Die Schülerin zeigt ihre Hausaufgabe,
zeigt ihr Interesse und wünscht sich,
dass der Lehrer sie wahrnimmt und würdigt.
Ein Mensch zeigt sich einem anderen,
und sehnt sich danach, dass der andere ihn ansieht
und ihn anerkennt, wie er ist,
ohne, dass er sich verstellen muss.

Wenn zwei Menschen sich so ansehen,
ohne dass sie sich verstellen
oder sich gegenseitig etwas vormachen müssen,
dann ist es Liebe.
Auch Liebe geht nicht ohne gegenseitige Anerkennung.
Es ist kein Wunder,
dass die Bibel die Liebe zwischen zwei Menschen damit umschreibt,
dass sie sich „erkennen“.

II
Es geht um Anerkennung,
und da erhebt sich die Frage:
Wen erkennen wir an?
Eigenartig, diese Frage.
Wahrscheinlich haben Sie sich diese Frage so noch nie gestellt.
Aber in anderer Form beantworten Sie diese Frage immer wieder,
wahrscheinlich sogar täglich.
Wenn es um Fragen geht wie:
Wer hat Ihnen etwas zu sagen?
Wem würden Sie im Zweifel blind vertrauen?
Wer bedeutet Ihnen etwas?
Auf wen hören Sie?

Wen erkennen wir an?
Als Kind ist das noch keine Frage:
Man hört auf die Erwachsenen.
Auf die Eltern, Großeltern, Lehrer.
Weil man muss. Aber auch, weil man ihnen vertraut.
Irgendwann wird dieses Vertrauen
auf das Wissen und Rechthaben der Eltern zerstört.
Das nennt man dann: Pubertät.
Von der Pubertät an fällt es immer schwerer,
jemanden anzuerkennen,
und es fällt immer schwerer,
Anerkennung zu bekommen.
Die Latte für die Anerkennung wird immer höher gelegt.
Für eine Lehrerin reicht es dann nicht mehr,
dass sie Lehrerin ist.
Wenn sie nicht gut und abwechslungsreich unterrichten kann,
wenn sie nicht etwas ausstrahlt oder hat,
was die Schüler bewundern oder respektieren,
dann wird sie bestenfalls ertragen, geduldet oder erlitten,
aber nicht anerkannt.

Ebenso ist es bei anderen Persönlichkeiten,
die möchten, dass Menschen auf sie hören:
Ärztinnen. Pfarrer. Politiker. Wissenschaftlerinnen.
Sie müssen sich gefallen lassen,
dass man einen hohen Maßstab an sie legt.
Dass man ihre Worte an ihrem Handeln misst
und an ihrer Lebensführung.
Wir können solchen Leuten gegenüber sehr kritisch sein.
Und manchmal mit unserer Kritik auch sehr verletzend.

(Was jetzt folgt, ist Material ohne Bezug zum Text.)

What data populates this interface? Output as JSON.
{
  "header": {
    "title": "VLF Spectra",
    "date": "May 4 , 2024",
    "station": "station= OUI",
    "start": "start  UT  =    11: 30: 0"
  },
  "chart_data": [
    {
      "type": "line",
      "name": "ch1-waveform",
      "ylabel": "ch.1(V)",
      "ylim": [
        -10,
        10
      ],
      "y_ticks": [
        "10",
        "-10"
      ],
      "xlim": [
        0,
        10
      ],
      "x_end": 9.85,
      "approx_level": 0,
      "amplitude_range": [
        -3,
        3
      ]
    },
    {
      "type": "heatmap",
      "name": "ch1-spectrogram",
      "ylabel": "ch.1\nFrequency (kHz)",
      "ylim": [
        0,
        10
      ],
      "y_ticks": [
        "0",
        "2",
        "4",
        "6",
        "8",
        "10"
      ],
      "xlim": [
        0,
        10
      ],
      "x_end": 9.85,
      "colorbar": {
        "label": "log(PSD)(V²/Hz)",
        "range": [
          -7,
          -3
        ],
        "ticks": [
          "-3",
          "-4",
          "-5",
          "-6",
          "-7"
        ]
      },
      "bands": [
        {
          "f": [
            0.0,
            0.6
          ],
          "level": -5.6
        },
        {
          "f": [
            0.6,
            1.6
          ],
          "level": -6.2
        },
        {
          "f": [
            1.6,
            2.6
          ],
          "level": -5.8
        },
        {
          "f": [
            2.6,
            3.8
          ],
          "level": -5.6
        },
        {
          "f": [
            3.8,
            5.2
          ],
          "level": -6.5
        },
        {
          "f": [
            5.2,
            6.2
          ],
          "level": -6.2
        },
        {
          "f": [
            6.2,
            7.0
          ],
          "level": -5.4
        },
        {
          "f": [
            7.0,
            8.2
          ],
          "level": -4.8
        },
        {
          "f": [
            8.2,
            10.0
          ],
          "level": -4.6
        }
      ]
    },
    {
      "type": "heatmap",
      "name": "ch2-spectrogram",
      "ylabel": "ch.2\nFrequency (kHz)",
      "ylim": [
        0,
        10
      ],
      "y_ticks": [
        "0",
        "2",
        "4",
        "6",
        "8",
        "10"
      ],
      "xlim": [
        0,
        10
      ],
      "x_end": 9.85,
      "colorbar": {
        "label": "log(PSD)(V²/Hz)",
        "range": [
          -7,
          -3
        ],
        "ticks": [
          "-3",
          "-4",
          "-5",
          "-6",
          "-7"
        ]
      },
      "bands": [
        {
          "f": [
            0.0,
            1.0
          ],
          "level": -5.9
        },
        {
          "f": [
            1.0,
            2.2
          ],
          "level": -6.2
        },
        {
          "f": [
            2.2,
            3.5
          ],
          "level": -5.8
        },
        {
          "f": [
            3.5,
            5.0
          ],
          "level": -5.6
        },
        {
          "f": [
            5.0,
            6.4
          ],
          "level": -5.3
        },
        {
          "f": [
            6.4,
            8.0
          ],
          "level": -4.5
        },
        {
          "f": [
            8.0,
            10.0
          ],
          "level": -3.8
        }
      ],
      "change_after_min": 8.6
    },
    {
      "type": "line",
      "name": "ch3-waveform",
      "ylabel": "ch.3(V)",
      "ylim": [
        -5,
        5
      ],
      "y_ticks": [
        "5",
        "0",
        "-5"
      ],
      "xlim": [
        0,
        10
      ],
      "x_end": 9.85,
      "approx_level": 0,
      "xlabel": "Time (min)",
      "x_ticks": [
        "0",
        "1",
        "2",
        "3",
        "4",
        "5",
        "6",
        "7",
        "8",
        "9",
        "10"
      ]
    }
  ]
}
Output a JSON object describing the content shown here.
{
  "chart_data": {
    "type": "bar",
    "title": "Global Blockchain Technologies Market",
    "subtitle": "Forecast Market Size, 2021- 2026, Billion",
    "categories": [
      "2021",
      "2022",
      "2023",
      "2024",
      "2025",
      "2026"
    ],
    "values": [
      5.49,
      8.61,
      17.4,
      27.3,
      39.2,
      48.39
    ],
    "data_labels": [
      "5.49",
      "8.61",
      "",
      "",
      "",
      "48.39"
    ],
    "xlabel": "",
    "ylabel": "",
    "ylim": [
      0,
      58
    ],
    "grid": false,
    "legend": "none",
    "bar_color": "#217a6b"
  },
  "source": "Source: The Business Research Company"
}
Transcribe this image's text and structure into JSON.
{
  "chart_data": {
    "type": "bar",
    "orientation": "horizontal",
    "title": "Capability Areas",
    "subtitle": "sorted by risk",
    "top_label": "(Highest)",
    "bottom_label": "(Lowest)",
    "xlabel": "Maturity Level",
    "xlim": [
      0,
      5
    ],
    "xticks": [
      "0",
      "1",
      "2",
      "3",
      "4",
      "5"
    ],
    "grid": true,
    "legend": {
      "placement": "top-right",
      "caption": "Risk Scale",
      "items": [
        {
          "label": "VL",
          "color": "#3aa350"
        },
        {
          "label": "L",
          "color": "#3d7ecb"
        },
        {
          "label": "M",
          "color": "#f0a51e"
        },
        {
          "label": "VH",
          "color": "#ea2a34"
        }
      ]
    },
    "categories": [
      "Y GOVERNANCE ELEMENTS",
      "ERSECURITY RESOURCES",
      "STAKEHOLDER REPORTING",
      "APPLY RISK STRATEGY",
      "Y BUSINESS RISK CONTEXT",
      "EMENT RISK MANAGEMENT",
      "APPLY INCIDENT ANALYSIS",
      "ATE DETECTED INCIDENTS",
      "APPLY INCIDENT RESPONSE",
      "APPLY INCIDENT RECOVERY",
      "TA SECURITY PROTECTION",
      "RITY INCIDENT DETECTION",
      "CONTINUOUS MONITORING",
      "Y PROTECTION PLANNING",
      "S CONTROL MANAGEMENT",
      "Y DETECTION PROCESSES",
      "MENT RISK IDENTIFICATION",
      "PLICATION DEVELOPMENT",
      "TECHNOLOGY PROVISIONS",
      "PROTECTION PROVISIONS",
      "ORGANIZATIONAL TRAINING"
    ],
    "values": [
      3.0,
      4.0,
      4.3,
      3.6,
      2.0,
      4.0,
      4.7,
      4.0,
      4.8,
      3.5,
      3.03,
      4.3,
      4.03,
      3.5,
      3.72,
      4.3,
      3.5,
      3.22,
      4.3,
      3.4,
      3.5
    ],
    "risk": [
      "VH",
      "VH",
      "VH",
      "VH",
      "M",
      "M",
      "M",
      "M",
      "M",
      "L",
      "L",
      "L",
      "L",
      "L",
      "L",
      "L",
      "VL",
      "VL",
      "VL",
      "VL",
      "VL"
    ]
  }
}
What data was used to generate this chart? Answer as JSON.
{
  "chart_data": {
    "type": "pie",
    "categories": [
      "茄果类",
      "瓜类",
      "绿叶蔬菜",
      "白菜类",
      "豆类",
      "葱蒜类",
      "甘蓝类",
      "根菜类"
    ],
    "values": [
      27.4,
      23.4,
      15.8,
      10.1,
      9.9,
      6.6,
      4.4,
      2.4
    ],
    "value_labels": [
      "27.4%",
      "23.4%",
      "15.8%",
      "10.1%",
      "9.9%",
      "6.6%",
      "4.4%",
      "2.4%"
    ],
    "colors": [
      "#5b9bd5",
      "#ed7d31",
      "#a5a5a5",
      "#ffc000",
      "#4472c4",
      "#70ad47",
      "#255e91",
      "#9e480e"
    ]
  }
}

Und dann wiederum gibt es Menschen,
denen vertraut man blind,
da lässt man alle Maßstäbe fallen,
da entschuldigt man jeden Fehler,
nimmt alles hin.
Bei einem Menschen, den man liebt, ist das so.
Aber auch bei einem Idol, das man anhimmelt.
Immer wieder gab und gibt es Führer, Gurus,
charismatische Politiker, Stars oder Persönlichkeiten,
die eine blinde Anerkennung genießen.

III
Auch beim Glauben geht es im Anerkennung.
Glaube ist Anerkennung - die Anerkennung Gottes und seiner Macht:
Anerkennung, dass Gott einer ist,
der mir im Zweifel sagt, wo's langgeht.
Glaube ist Anerkennung.
Er ist auch die Suche nach Anerkennung durch Gott.
Das Streben danach, dass Gott mich und mein Leben anerkennt.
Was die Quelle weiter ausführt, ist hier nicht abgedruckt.